IU — the bike race school.

This is a label that IU will forever have thanks to the Little 500 bike race, former rider Curtis Simic said. 

Howard Wilcox Jr. created the Little 500 in 1951 to raise scholarship money for IU students. He was inspired by his dad’s victory on the Indianapolis 500 racetrack in 1919 and from witnessing a group of students conducting their own bike race on campus. 

Simic started his involvement with Little 500 as a racer for the Wright residence hall. He then became a coach and the 1963 president of the IU Student Foundation. IUSF is a student organization that plans the bike race.

“The race brings the community together,” Simic said. “If you look at anything Bloomington does to advertise itself, somewhere in there is the bike race.”

Students, faculty, Bloomington townspeople and visitors from states near and far come to witness “The World's Greatest College Weekend” that was started almost 70 years ago. 

Not only does the race bring ordinary spectators, but it also brings public figures and celebrities.

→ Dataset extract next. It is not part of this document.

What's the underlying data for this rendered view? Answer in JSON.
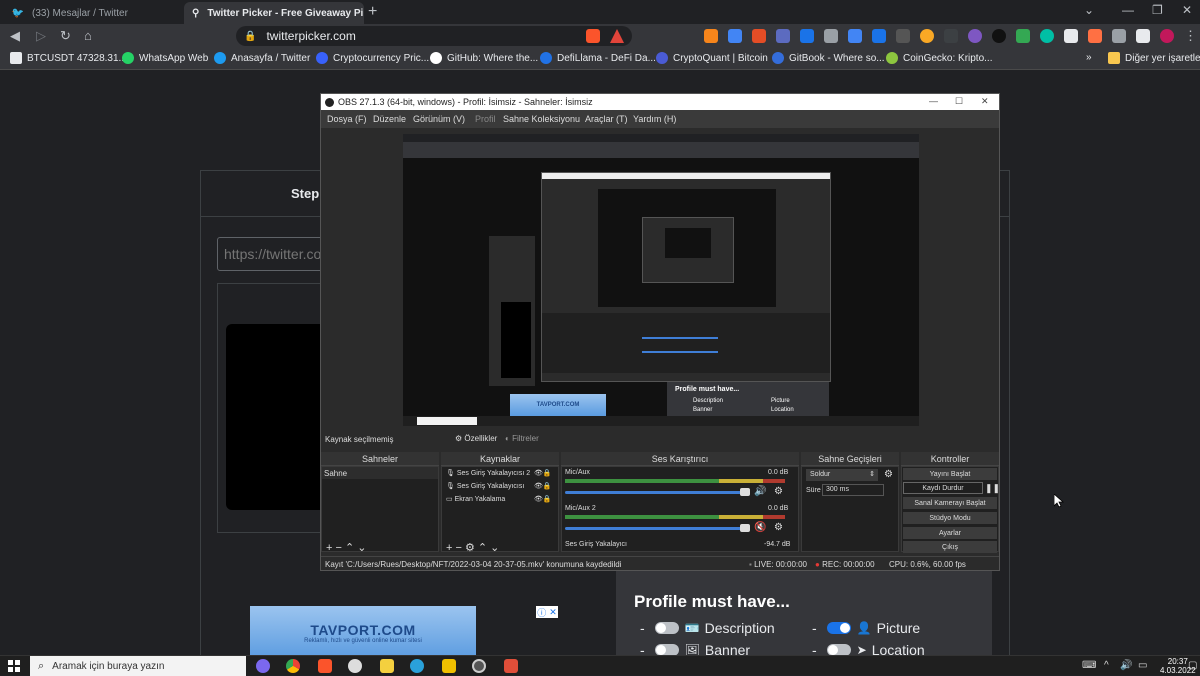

The first celebrity figure was Little 500 Sweetheart Lu Ann Simms, who watched in 1953. In 2008, Barack Obama attended. Lil Wayne, Nicki Minaj and Playboi Carti have come to Bloomington to perform at Little 500 concerts. 

The race draws people back each April to witness the athletes whip around the Bill Armstrong Stadium.

“The coolest thing about the Little 500 itself is that it is such a tradition,” Willa Sasso, current IUSF vice president, said. “Everyone comes back to it, and it’s something everyone looks forward to. I couldn’t wait to be a part of that.”

The bike race began solely as a men’s race of 200 laps around a track while women had a tricycle race in what is now Assembly Hall. 

Women from Kappa Alpha Theta competed in the 1987 qualification races where 33 teams qualified for the men’s race. Kappa Alpha Theta came in 34th, missing qualifying for the race by one place. 

The push for inclusion of women in Little 500 continued after the close call at qualifications. The first women's Little 500 bike race began in 1988. 

Both Sasso and Simic have noticed that the race has changed to include not only female racers, but also teams that have shifted from the greek team norm. The race has become more popular with residence hall teams or just teams formed from group interest to compete, Simic and Sasso said. 

“The whole community has become a cycling community,” Simic said.

For many, this group spectacle is something that should not be missed. 

“The rest of my life I am going to take a week off in April to come back to this race,” Sasso said.